In diesem Zusammenhang enthüllte die Waadtländer Staatsrätin Nuria Gorrite Mitte Dezember gegenüber "Blick" den Plan der lateinischen Konferenz der kantonalen Digitaldirektoren, die Westschweiz mit einer souveränen Cloud auszustatten. Der Kanton Waadt hat eine Machbarkeitsstudie für das Konzept in Auftrag gegeben, die von Catherine Pugin, der Digitalbeauftragten des Kantons, geleitet wird.
Die Thematik ist nicht nur für die Schweiz von Interesse, wenn man an das europäische Projekt Gaia-X denkt, das sich nur schwer konkretisieren lässt. Oder wenn man die jüngste Initiative von T-Systems und Google berücksichtigt, gemeinsam eine souveräne Cloud unter der Kontrolle des deutschen Betreibers aufzubauen. Der CEO von T-Systems sagte: "Wir freuen uns, dass wir unseren Kunden eine sichere und souveräne Cloud-Lösung anbieten können, die auch Zugang zu den Innovationen und der Skalierbarkeit der Google Cloud in Deutschland bietet. Als nächsten Schritt planen wir das Gleiche auch in Österreich und der Schweiz."
Welche souveräne Cloud?
Das wachsende Interesse am Konzept der souveränen Cloud zeigt eine bestimmte Sorge: Dass die zunehmende Digitalisierung mit einem Verlust an Souveränität, Hoheit und Kontrolle für lokale Unternehmen und besonders für öffentliche Verwaltungen und deren Daten einhergehen könnte. Nachdem dies gesagt wurde, bleiben viele Fragen darüber, was unter einer souveränen Cloud zu verstehen ist, auch wenn sie in der aktuellen binären Debatte tendenziell vernachlässigt werden.

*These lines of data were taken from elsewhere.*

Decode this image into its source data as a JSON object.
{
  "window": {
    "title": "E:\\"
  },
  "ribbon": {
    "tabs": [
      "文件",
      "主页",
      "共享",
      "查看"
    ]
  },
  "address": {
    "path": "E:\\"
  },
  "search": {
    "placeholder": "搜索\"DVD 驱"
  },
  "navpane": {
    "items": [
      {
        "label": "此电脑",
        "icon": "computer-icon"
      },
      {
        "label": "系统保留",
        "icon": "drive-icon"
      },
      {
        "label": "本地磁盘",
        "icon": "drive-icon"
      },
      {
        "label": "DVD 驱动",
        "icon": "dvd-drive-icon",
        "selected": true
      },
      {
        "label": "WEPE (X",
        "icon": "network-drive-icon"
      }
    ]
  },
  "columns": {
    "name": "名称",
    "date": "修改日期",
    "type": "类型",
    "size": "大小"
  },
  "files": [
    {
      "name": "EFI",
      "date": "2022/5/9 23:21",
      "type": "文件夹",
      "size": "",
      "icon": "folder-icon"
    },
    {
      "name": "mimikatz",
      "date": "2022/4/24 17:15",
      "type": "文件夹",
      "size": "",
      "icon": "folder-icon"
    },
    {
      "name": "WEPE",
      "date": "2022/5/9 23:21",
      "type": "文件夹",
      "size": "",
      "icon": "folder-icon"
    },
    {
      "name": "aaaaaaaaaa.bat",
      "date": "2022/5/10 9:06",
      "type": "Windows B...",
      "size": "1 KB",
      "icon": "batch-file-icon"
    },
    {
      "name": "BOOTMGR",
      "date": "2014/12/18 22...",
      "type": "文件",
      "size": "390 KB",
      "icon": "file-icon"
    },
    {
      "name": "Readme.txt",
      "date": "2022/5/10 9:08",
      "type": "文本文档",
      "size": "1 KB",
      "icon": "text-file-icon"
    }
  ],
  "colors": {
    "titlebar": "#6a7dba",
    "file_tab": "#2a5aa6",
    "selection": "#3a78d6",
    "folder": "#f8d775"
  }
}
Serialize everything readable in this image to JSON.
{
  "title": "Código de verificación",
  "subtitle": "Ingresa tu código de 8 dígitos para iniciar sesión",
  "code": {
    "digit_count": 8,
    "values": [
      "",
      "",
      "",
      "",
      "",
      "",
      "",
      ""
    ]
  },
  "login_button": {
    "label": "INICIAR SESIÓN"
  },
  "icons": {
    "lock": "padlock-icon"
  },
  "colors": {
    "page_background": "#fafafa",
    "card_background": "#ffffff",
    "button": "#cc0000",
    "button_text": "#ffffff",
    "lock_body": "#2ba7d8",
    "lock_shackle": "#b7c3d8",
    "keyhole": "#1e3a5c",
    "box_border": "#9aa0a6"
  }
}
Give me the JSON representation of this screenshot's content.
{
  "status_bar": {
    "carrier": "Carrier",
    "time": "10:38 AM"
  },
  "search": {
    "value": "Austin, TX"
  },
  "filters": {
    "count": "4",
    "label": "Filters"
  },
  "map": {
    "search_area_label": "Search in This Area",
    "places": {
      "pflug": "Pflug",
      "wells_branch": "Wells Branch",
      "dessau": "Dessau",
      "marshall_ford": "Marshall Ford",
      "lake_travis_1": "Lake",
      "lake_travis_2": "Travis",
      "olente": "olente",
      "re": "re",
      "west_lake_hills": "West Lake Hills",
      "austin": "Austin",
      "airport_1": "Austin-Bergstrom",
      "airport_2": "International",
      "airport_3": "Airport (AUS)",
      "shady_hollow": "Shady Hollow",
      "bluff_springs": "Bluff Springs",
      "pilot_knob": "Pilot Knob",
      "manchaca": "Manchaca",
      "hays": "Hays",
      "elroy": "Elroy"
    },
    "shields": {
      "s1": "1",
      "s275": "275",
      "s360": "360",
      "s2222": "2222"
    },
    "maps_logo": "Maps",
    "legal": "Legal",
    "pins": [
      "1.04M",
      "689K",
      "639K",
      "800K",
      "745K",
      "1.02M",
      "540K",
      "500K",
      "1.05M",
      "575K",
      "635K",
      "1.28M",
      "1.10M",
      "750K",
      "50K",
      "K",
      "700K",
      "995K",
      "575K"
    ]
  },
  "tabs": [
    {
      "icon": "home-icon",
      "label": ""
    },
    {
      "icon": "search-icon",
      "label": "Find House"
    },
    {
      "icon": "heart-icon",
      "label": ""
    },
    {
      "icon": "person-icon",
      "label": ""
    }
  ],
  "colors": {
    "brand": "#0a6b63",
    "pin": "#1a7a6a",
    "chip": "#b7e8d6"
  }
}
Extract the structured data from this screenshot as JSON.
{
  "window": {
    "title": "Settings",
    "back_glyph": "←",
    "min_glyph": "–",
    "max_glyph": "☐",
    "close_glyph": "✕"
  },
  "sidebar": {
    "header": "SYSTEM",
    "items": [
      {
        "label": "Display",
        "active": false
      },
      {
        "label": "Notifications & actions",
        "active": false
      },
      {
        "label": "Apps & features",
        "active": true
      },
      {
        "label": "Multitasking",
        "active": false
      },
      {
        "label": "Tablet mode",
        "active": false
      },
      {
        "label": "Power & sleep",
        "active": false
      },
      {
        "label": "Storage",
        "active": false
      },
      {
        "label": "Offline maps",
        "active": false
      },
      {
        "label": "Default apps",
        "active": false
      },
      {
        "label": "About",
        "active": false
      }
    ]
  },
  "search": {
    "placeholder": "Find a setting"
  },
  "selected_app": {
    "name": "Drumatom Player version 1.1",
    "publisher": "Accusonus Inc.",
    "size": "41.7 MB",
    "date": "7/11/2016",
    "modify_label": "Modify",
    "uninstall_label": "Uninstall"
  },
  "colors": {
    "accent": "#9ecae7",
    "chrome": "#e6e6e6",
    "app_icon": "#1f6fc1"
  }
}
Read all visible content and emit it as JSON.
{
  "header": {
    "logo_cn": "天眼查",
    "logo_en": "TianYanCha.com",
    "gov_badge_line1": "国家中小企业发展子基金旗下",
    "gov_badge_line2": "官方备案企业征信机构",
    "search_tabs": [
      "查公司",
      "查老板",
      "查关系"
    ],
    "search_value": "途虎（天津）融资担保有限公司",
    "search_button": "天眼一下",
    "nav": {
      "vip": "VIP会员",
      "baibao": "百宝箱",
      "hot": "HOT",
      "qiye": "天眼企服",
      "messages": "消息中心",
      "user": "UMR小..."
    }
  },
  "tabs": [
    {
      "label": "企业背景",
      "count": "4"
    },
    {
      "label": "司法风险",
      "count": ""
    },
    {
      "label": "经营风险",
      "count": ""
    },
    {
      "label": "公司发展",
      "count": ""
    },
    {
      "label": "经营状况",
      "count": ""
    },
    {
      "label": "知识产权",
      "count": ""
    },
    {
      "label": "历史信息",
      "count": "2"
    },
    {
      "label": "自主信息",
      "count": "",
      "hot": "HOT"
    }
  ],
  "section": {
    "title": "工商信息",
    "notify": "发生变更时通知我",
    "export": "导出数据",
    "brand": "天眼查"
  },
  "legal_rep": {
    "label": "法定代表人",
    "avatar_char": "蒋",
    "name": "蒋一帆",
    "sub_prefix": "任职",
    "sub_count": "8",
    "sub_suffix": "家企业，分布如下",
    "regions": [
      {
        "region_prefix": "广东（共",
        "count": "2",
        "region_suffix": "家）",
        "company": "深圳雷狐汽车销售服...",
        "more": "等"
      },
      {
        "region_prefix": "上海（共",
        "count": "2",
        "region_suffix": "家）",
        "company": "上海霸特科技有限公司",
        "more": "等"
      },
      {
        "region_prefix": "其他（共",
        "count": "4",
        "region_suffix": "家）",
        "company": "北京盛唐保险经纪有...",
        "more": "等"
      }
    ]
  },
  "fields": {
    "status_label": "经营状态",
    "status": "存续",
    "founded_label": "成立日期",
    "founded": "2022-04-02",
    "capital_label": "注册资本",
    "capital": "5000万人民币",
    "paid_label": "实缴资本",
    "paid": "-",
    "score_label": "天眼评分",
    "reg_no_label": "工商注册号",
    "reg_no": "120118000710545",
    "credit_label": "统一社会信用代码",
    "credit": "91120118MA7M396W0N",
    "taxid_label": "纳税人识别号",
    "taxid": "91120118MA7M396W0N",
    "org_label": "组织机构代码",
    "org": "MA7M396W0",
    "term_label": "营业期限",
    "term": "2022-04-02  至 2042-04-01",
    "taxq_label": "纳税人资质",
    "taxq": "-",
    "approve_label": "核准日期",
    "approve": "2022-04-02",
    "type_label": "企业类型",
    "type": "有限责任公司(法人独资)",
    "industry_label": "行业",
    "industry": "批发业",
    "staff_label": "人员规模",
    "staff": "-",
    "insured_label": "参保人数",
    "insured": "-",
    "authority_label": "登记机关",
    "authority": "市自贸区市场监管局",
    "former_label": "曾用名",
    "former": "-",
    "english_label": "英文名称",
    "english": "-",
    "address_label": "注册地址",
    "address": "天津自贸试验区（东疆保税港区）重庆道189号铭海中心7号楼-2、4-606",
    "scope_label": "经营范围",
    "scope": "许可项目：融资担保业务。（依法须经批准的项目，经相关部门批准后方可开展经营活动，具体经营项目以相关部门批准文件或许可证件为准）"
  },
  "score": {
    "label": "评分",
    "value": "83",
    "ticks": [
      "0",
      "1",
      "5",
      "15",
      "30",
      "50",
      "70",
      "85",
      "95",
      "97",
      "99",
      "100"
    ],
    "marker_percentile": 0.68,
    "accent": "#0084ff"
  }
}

Die Fragen fangen beim Grad der Souveränität an: Ist die Cloud eines ausländischen Anbieters, die aus Schweizer Rechenzentren bereitgestellt wird, ausreichend? Muss die Cloud stattdessen von einem Schweizer Unternehmen bereitgestellt werden? Muss die Cloud dem Staat selbst gehören und von ihm betrieben werden? Muss in all diesen Fällen die zugrundeliegende Software- und Infrastrukturschicht ebenfalls "Made in Switzerland" oder zumindest Open Source sein?
Es stellt sich auch die Frage, was in dieser Cloud gespeichert wird: Werden alle Daten und Dienstleistungen der Verwaltung dort gehostet, oder nur die sensibelsten? Wird man Unternehmen und Privatpersonen anbieten, die Cloud für ihre eigenen Daten und Dienstleistungen zu nutzen? Es stellt sich auch die Frage nach den Dienstleistungen, die diese souveräne Cloud bieten soll: Wird man sich auf grundlegende Infrastrukturdienstleistungen (Speicher und VMs) beschränken? Oder will man eine fortschrittliche Cloud-Plattform mit Serverless, Containern, Datenanalysediensten und so weiter, wie sie der Bund in seiner umstrittenen Ausschreibung gefordert hatte?
Die Optionen sind also vielfältig und die Abwägungen zahlreich, möchte man über das gewünschte Mass an Souveränität und die technischen, wirtschaftlichen, rechtlichen und politischen Kompromisse entscheiden, die diese Wahl mit sich bringt.
Wie geht der Kanton Waadt mit der Frage der souveränen Cloud um?
Wie steht es also um das Projekt der lateinischen Kantone und die vom Kanton Waadt initiierte Machbarkeitsstudie? Der Waadtländer Informatikdirektor Patrick Amaru erklärte sich auf Anfrage des ICTjournal bereit, mehr darüber zu erzählen.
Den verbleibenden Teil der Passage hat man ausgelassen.